The Transportation Department said in February that Delta could have 105 of the pairs it sought, and US Airways could have 28. The remainder would have to be sold to carriers with little or no service in those markets.

On March 22, Delta and US Airways amended their plan to have Delta keep 110 slots and US Airways 37 slots. AirTran Holdings Inc., Spirit Airlines Inc. and WestJet Airlines Ltd. each would have able to buy as many as five LaGuardia pairs, while JetBlue Airways Corp. would have gotten access to Reagan National.

Southwest Objection

Southwest Airlines Co. objected, calling the revised Delta-US Airways bid an effort to “hand-select their competitors,” according to a March 23 regulatory filing.
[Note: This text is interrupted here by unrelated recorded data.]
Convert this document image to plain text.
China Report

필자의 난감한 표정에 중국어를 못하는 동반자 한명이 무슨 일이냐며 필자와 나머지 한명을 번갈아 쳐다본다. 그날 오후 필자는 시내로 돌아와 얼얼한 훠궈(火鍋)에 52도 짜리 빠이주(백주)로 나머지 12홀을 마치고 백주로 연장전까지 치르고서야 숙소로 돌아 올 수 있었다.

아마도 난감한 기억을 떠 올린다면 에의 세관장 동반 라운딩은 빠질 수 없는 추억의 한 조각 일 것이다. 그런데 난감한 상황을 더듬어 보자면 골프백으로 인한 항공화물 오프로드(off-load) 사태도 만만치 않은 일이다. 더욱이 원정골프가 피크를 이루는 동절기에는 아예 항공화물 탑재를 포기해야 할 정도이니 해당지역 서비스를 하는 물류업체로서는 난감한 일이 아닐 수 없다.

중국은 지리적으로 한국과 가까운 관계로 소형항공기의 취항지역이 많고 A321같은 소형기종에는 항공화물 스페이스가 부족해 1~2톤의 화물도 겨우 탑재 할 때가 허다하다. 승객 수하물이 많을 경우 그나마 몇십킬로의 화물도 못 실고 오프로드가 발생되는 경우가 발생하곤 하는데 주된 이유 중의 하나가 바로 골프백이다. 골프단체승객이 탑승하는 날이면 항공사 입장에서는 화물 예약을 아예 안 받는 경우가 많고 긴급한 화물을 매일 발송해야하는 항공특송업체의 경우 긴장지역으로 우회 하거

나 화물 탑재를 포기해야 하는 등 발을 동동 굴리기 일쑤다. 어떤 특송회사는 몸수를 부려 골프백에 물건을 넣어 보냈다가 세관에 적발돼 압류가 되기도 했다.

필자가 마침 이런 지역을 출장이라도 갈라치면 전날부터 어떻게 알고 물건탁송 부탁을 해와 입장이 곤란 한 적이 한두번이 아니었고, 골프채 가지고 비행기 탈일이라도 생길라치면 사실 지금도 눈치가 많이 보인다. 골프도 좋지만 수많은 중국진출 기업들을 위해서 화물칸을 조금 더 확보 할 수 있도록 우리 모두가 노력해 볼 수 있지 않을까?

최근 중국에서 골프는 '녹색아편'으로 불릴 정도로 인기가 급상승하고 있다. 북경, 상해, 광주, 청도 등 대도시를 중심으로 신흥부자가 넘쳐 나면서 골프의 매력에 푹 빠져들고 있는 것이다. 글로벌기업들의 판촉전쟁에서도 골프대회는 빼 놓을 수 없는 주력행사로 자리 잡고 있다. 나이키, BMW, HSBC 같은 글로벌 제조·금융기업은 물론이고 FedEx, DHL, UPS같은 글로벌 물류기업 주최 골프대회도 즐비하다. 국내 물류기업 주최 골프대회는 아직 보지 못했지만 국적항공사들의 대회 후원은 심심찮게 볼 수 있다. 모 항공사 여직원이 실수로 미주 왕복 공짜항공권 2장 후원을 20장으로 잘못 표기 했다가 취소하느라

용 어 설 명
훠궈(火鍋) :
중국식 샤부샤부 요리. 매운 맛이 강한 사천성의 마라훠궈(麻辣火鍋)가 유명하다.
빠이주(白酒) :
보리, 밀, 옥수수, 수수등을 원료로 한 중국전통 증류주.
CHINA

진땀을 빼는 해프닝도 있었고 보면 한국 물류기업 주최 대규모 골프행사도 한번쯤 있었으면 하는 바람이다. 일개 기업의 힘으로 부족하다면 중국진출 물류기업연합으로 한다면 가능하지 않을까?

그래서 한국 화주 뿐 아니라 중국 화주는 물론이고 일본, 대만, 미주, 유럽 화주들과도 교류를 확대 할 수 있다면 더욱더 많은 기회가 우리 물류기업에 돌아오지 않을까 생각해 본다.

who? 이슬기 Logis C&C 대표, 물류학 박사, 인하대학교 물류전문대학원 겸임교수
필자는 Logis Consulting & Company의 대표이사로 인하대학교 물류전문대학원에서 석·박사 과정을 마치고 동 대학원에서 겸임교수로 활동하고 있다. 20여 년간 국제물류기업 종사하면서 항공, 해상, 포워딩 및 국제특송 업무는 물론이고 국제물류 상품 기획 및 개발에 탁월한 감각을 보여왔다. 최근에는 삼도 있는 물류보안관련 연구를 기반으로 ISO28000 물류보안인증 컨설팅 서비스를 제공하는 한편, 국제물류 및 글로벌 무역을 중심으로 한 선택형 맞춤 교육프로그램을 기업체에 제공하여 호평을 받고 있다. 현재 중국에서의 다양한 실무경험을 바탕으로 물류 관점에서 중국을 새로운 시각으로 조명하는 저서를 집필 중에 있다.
Southwest expressed interest in slots in both cities and would have been shut out under the latest proposal.

The U.S. decision “is certainly a step in the right direction,” said Beth Harbin, a spokeswoman for Southwest, which backed a blind sale. “We look forward to actively participating in the sale process.”

In a March regulatory filing, Southwest confirmed its interest in acquiring slots to start service at Reagan National and to expand at LaGuardia.

JetBlue is “disappointed” by the decision, said Mateo Lleras, a company spokesman.

JetBlue agreed in March to swap 12 takeoff-and-landing slots at New York’s Kennedy airport for eight at Reagan National from AMR Corp.’s American Airlines.

WestJet Airlines Ltd. declined to comment until it could review the decision, Robert Palmer, a spokesman for the Calgary- based airline, said in an e-mail.

Spirit Airlines declined to comment, said Misty Pinson, a spokeswoman for the closely held carrier based in Miramar, Florida. AirTran didn’t return a telephone call.

Delta fell 83 cents, or 6.6 percent, to $11.76 at 4 p.m. in New York Stock Exchange composite trading, and US Airways dropped 53 cents, or 7.2 percent, to $6.86.